You could say a rebreather is a magical device that divers with high breathing rates desire... this being the Magic Carpet Ride side of rebreathers.
Unfortunately, unlike scuba, the rebreathers have a great many ways they can kill a diver, so you might say that is the "cost" of all this "magic".

Personally, I would use a rebreather only for very "mission specific" purposes, where scuba tanks just won't work....This is such a tiny percentage of all dives you could do, I see it as unlikely for most divers. Four miles back into a deep cave....a dive in open ocean with currents to an occulina reef at 450 feet deep for a 30 minute video session, with 4 mph drift current so no tanks can be used beyond what the diver carries.......there are a few scenarios I can imagine myself wanting the magic carpet ride, but not many. And these would be extremely dangerous, by recreational or technical use standards.

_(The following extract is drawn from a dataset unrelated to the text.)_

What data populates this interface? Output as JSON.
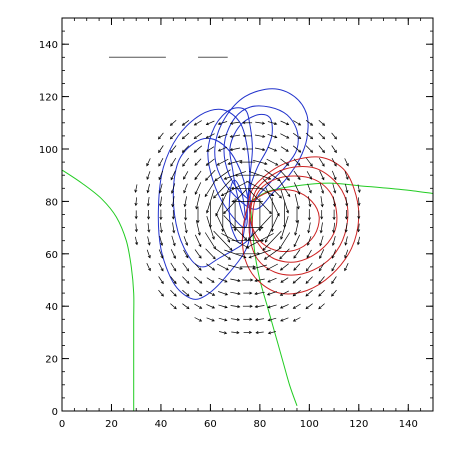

There are rebreathers such as the KISS GEM that are an outstanding alternative to OC, without as many risks as a full CCR. I dive mine with OC folks all the time, and I'm never the guy to call the dive on low air.

---------- Post Merged at 01:11 PM ---------- Previous Post was at 01:06 PM ----------

In addition, the training is 1/3 the cost for a CCR, and the KISS GEM is a very functionally simple design, not much to go wrong with it. And if it does, you flip to onboard OC.